Flapping at my kitchen wall

I thought if this lament is unending then lord let us cry. I was curled like an old plastic chip packet heated in the oven, inelegantly wetting the front of my shirt with an unrelenting flow of tears when a crow hit The Peach windows with a powerful thud and crumpling of feathers. Some days are wet with soup, tea and tears. Some days demand you walk up and down the hallway or follow the movement of light across the floor. This day I needed nothing more than to have freedom enough to feel.

The bird flew away but I was left stunned with my hands on the kitchen sink, immobile and staring at the place where the bird collided with my glass wall. The phone rang, it was Artboy, I made a silent dash and scramble to pause The Way We Were and shake off my crow-weirdness. Hubbell stood frozen at the end of Katie's hospital bed staring at her as his wife for the last time. I don't know how she stood it. I can see why everybody was going crazy for Barbara Streisand, her hands are entirely elegant and there is something about the way she stands and delivers a line. I talked to Artboy for  hours while I stared at the frozen Hubbell in his Hollywood jacket and Cobra Kai haircut. I suppose the bad man from The Karate Kid was trying to look like Robert Redford but it took until today to work that out. I've never seen The Way We Were before.

A submerged and profound grief rolled in me like a whale in a pool as I spoke to Artboy today.  Talking to anyone else feels like a waste of words but then I catch myself and remember I have my own life now. I have this freedom and joy. I have a house in the city and a media pass. I have friends and a magazine and a small but respectable stack of published work. I have my cat and my desk and I can tell people at parties that I am a Rock Journalist and it is not a lie. I told Artboy nobody ever thinks of Ted Hughes, what it must have been like to live with Sylvia Plath as her illness consumed every corner of his life. I don't know how he stood it.

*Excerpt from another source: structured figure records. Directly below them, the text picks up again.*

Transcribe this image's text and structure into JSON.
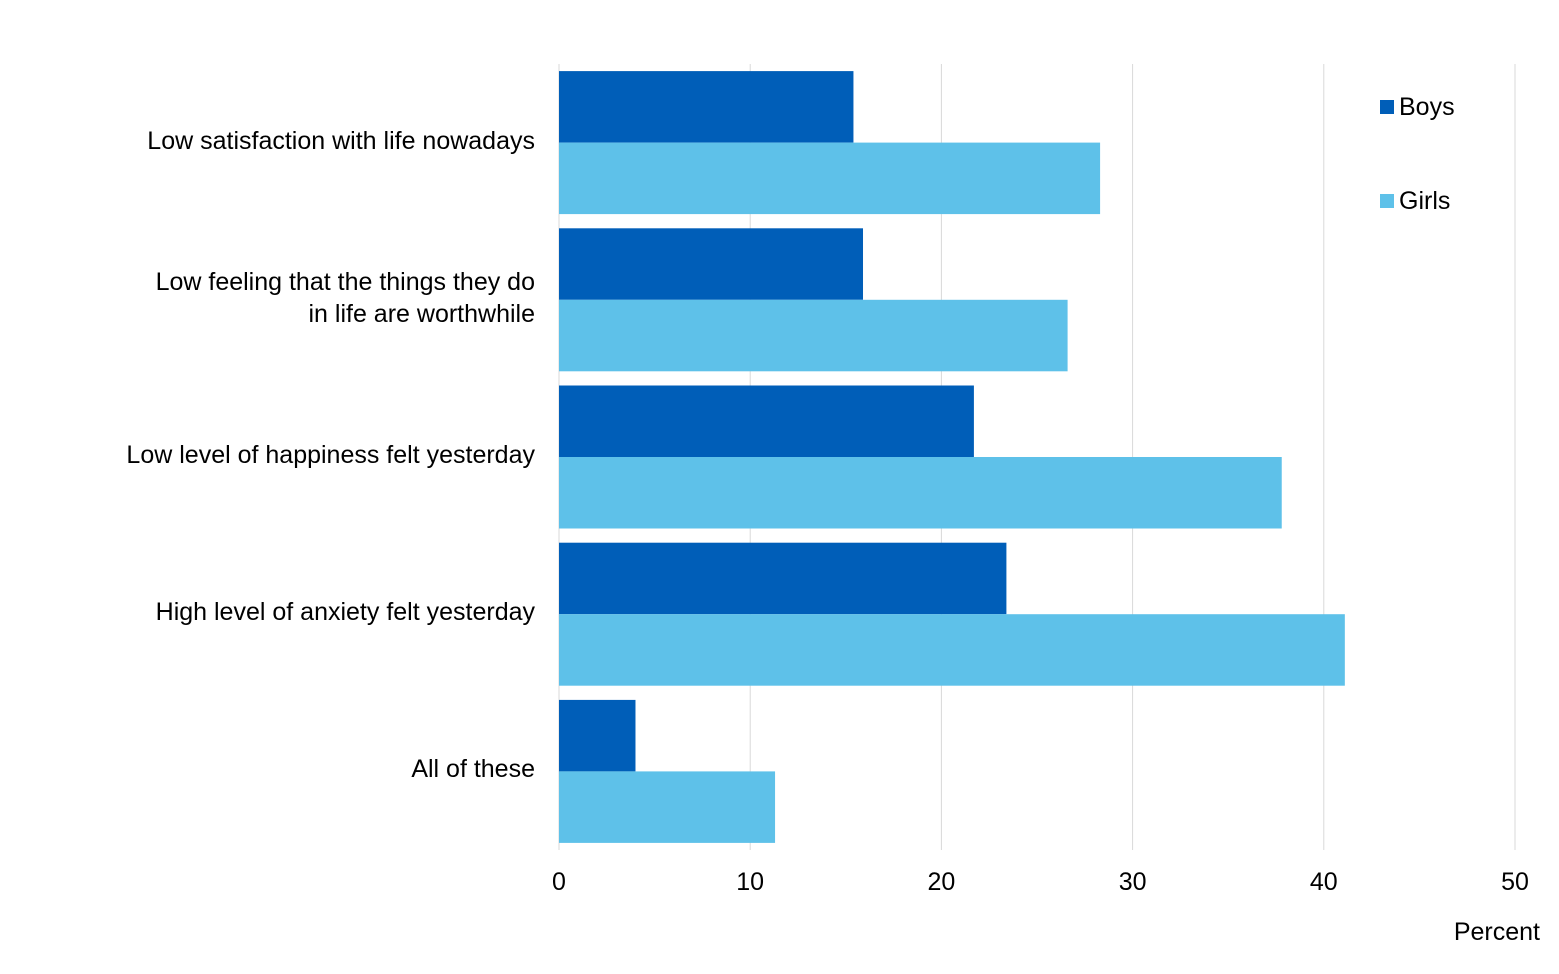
{
  "chart_data": {
    "type": "bar",
    "orientation": "horizontal",
    "categories": [
      "Low satisfaction with life nowadays",
      "Low feeling that the things they do in life are worthwhile",
      "Low level of happiness felt yesterday",
      "High level of anxiety felt yesterday",
      "All of these"
    ],
    "category_lines": [
      [
        "Low satisfaction with life nowadays"
      ],
      [
        "Low feeling that the things they do",
        "in life are worthwhile"
      ],
      [
        "Low level of happiness felt yesterday"
      ],
      [
        "High level of anxiety felt yesterday"
      ],
      [
        "All of these"
      ]
    ],
    "series": [
      {
        "name": "Boys",
        "color": "#005EB8",
        "values": [
          15.4,
          15.9,
          21.7,
          23.4,
          4.0
        ]
      },
      {
        "name": "Girls",
        "color": "#5EC1E9",
        "values": [
          28.3,
          26.6,
          37.8,
          41.1,
          11.3
        ]
      }
    ],
    "xlabel": "Percent",
    "ylabel": "",
    "xlim": [
      0,
      50
    ],
    "xticks": [
      "0",
      "10",
      "20",
      "30",
      "40",
      "50"
    ],
    "grid": "vertical",
    "legend_position": "top-right",
    "gridline_color": "#D9D9D9"
  }
}
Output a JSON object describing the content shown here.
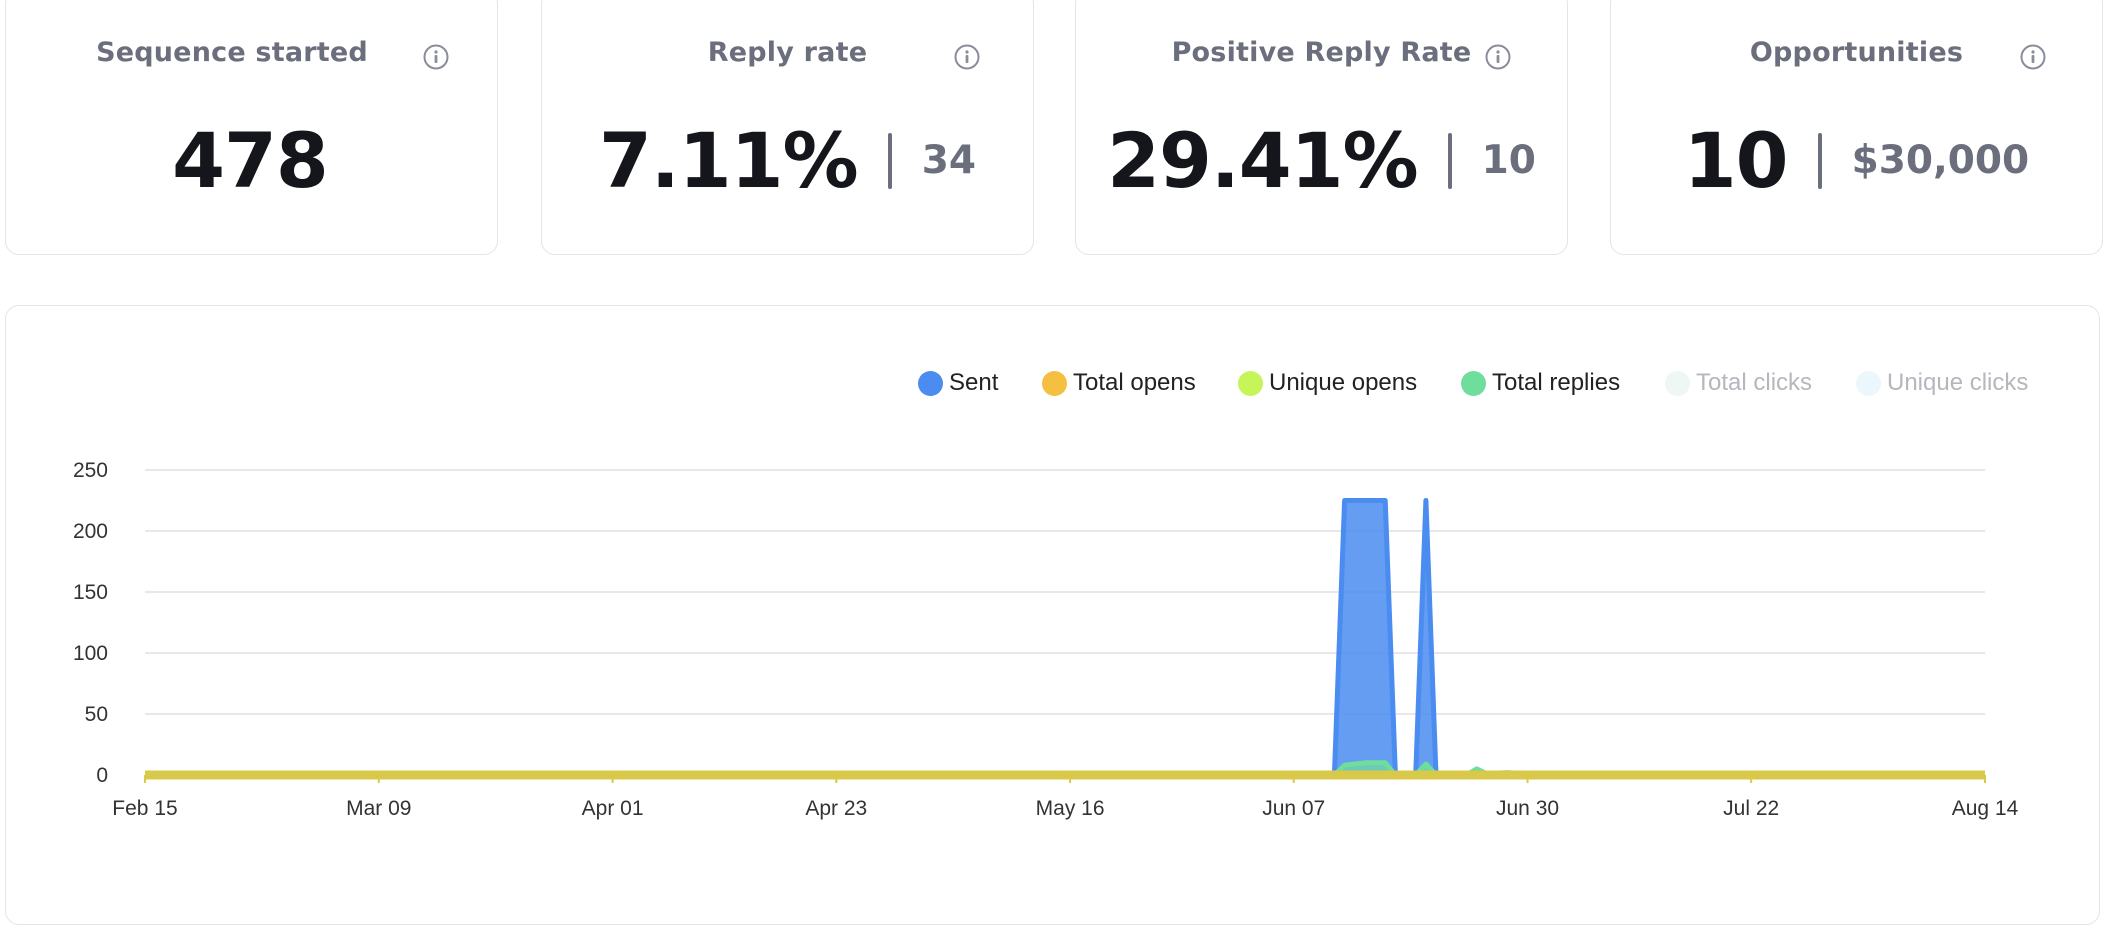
{
  "stats": [
    {
      "title": "Sequence started",
      "value": "478",
      "secondary": ""
    },
    {
      "title": "Reply rate",
      "value": "7.11%",
      "secondary": "34"
    },
    {
      "title": "Positive Reply Rate",
      "value": "29.41%",
      "secondary": "10"
    },
    {
      "title": "Opportunities",
      "value": "10",
      "secondary": "$30,000"
    }
  ],
  "colors": {
    "sent": "#4a8cf0",
    "total_opens": "#f5bf42",
    "unique_opens": "#c6f55a",
    "total_replies": "#6fdd9b",
    "total_clicks": "#eef7f3",
    "unique_clicks": "#ebf6fd",
    "axis_line": "#d8c94a"
  },
  "chart_data": {
    "type": "area",
    "x_ticks": [
      "Feb 15",
      "Mar 09",
      "Apr 01",
      "Apr 23",
      "May 16",
      "Jun 07",
      "Jun 30",
      "Jul 22",
      "Aug 14"
    ],
    "y_ticks": [
      0,
      50,
      100,
      150,
      200,
      250
    ],
    "ylim": [
      0,
      250
    ],
    "x_range": [
      "Feb 15",
      "Aug 14"
    ],
    "grid": true,
    "legend_position": "top-right",
    "series": [
      {
        "name": "Sent",
        "active": true,
        "points": [
          [
            "Feb 15",
            0
          ],
          [
            "Jun 11",
            0
          ],
          [
            "Jun 12",
            225
          ],
          [
            "Jun 14",
            225
          ],
          [
            "Jun 16",
            225
          ],
          [
            "Jun 17",
            0
          ],
          [
            "Jun 19",
            0
          ],
          [
            "Jun 20",
            225
          ],
          [
            "Jun 21",
            0
          ],
          [
            "Aug 14",
            0
          ]
        ]
      },
      {
        "name": "Total opens",
        "active": true,
        "points": [
          [
            "Feb 15",
            0
          ],
          [
            "Aug 14",
            0
          ]
        ]
      },
      {
        "name": "Unique opens",
        "active": true,
        "points": [
          [
            "Feb 15",
            0
          ],
          [
            "Aug 14",
            0
          ]
        ]
      },
      {
        "name": "Total replies",
        "active": true,
        "points": [
          [
            "Feb 15",
            0
          ],
          [
            "Jun 11",
            0
          ],
          [
            "Jun 12",
            8
          ],
          [
            "Jun 14",
            10
          ],
          [
            "Jun 16",
            10
          ],
          [
            "Jun 17",
            0
          ],
          [
            "Jun 19",
            0
          ],
          [
            "Jun 20",
            9
          ],
          [
            "Jun 21",
            0
          ],
          [
            "Jun 24",
            0
          ],
          [
            "Jun 25",
            5
          ],
          [
            "Jun 26",
            1
          ],
          [
            "Jun 28",
            2
          ],
          [
            "Jun 30",
            1
          ],
          [
            "Jul 01",
            0
          ],
          [
            "Aug 14",
            0
          ]
        ]
      },
      {
        "name": "Total clicks",
        "active": false,
        "points": [
          [
            "Feb 15",
            0
          ],
          [
            "Aug 14",
            0
          ]
        ]
      },
      {
        "name": "Unique clicks",
        "active": false,
        "points": [
          [
            "Feb 15",
            0
          ],
          [
            "Aug 14",
            0
          ]
        ]
      }
    ]
  }
}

After Artboy and the close of one of those conversations that jump syllable to syllable like synapses I finished The Way We Were and moved on Into The Wild. It was one of those stories that Loene Carmen sums up best by saying 'trying to romanticise what a cunt you are'.* He had a kind of Superman syndrome where he took the ordinary troubles of life and wound them so tight around his heart and fists that he was punching everyone, including himself, without feeling the blows. Stopped the beat of his heart because he thought he was only one who heard the noise of it. I didn't notice this about Superman until it was too late and I was interstate and trapped inside a house with his family's Christmas leftovers.

I didn't weep for the man who fled like a child into the wild but I did weep. I wept great heaving soundless sobs while I knelt down to choose movies, I wept as I washed dishes in the sink, spread marmalade on my toast, poured tea from the pot. There was no great sorrow, my mind was on ordinary matters much as it always is. I formatted my new hard drive sitting on the lounge room floor taking care not to tip tears into the keyboard of my laptop. My need for unfettered expression was profound, solid as the foundations of the earth. I suppose it as simple as this, monsoons sometimes happen as far south as Sydney.




* From the album Rock'n'Roll Tears - listen to it.